Über den Sandberg brandet der Verkehr. Die Straße trennt Ehrenfriedhof und Burgtorfriedhof, auf dem die Gräber bedeutender Lübecker Bürger liegen. Dazu zählen der Dichter Emanuel Geibel, der Schauspieler Günter Lüders, der Unternehmer Emil Possehl, das Familiengrab der Manns. Doch die Schriftsteller Thomas und Heinrich Mann haben an einem anderen Ort ihre letzte Ruhe gefunden. Der reich blühende Burgtorfriedhof mit seinen 8000 Grabstätten ist Stadt- und Kulturgeschichte pur. Beide Friedhöfe nennt Gundel Granow „Gedenk- und Denkorte“, die von einer kleinen Zahl von Gärtnern „liebevoll gepflegt werden“. Lübeck müsse sich noch viel stärker bewusst werden, dass diese Stadt nicht nur wegen ihrer kostbaren Bauten Weltkulturerbe sei. Die ausgeprägte hansestädtische Gartenkultur sei ein ganz fester Bestandteil der Kulturhauptstadt des Nordens.

Auf ihrem Lieblingsspaziergang, der anschließend durch den Stadtpark führt, wird die Floristmeisterin nicht müde, von dem „Erleben der Jahreszeiten“ in diesen Parks zu schwärmen, die sich wie Perlen an einer Kette aneinanderreihen. „Hier kann sich der Besucher im Zauber der Blütenfarben verlieren“, sagt sie, hier würden Spaziergänger erleben, wie ein Wald nach dem Regen duftet. Gundel Granow:

„Natur ist das, was den Menschen entschleunigt.“ Im Stadtpark mit seinen 200 verschiedenen Baumarten verspürt das jeder. Der Park war einst eine verlandete Bucht der Wakenitz und wurde von Menschen kultiviert. Das ist auch heute noch möglich. Die Lübecker Bürger können Baumpaten werden, indem sie Bäume spenden.
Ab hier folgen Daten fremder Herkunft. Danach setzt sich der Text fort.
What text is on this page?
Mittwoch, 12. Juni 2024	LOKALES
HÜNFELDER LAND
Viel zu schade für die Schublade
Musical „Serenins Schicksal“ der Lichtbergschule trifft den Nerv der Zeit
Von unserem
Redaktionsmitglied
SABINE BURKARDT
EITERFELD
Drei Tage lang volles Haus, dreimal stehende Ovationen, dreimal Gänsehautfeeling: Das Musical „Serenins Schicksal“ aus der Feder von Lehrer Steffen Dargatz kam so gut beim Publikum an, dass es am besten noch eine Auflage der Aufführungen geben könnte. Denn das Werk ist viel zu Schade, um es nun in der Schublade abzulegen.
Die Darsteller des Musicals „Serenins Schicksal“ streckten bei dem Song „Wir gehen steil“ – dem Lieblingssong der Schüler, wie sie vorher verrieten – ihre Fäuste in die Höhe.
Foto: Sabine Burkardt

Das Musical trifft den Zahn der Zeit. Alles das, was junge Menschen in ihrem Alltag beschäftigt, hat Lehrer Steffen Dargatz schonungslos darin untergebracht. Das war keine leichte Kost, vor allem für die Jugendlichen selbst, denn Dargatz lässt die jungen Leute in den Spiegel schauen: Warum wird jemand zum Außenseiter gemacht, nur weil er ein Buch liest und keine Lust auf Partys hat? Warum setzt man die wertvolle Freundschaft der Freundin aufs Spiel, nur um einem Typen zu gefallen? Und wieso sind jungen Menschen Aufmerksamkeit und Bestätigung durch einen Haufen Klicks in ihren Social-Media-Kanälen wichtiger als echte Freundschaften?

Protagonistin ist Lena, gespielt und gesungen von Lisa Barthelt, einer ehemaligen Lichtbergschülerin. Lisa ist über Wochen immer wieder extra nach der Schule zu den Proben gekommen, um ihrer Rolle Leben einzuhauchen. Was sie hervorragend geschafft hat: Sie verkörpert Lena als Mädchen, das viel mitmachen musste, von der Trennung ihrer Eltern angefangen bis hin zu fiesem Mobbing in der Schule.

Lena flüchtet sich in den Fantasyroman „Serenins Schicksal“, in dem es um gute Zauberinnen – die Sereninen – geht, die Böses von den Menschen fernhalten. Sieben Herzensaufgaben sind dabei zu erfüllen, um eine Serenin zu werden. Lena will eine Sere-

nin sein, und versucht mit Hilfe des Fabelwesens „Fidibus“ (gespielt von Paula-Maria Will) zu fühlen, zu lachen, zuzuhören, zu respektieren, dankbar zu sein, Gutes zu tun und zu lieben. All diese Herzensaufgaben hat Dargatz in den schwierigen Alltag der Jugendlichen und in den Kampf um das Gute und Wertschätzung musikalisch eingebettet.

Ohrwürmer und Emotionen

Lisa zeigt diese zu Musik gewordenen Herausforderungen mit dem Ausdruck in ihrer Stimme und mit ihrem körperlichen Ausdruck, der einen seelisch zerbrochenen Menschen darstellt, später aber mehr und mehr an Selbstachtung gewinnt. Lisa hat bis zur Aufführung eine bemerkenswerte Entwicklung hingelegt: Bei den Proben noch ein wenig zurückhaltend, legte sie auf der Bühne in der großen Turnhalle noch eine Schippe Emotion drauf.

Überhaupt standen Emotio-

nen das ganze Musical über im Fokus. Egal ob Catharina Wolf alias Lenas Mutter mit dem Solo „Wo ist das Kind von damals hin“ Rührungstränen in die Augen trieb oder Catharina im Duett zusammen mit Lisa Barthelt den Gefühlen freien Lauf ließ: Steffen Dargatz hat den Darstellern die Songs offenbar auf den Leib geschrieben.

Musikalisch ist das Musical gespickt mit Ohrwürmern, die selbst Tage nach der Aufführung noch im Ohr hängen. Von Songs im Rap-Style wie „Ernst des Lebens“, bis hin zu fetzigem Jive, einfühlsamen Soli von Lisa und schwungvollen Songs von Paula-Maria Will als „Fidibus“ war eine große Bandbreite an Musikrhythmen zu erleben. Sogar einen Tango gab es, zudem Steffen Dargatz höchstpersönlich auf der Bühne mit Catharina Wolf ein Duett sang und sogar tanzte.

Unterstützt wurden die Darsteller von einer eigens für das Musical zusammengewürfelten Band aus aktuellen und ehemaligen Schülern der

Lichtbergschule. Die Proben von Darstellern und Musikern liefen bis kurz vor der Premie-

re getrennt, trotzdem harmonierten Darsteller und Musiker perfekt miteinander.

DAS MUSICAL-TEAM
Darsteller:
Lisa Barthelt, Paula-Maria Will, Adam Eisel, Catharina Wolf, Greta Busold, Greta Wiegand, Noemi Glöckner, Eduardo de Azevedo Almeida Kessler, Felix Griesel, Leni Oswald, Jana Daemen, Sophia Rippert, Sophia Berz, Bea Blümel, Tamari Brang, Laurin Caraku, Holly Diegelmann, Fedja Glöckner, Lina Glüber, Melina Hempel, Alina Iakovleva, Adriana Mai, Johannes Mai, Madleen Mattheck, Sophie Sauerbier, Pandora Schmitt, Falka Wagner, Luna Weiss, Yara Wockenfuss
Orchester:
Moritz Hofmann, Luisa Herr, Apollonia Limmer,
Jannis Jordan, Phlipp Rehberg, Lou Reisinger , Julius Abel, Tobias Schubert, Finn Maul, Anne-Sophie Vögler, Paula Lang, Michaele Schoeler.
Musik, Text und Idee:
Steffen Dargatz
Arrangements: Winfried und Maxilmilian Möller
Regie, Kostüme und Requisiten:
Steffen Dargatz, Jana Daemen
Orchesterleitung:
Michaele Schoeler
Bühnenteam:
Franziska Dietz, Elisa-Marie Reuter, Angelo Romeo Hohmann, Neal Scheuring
Schulgarten: Nahe der Wakenitz befindet sich diese Oase für Pflanzenfreunde mit ihrer Fülle von gärtnerischen und naturkundlichen Themen.


Der Schlusspunkt (vielleicht der Höhepunkt) des Spazierganges von Gundel Granow ist der Schulgarten mit seinem Blütenfeuerwerk. Man muss nicht Floristmeisterin sein, um vollends aus dem Häuschen zu geraten. Linden-Laubengänge, Wildblumenwiese, Feuchtbiotope, Bauern- und Heidegärten: Hier finden auch die Ruhelosesten ihren Frieden.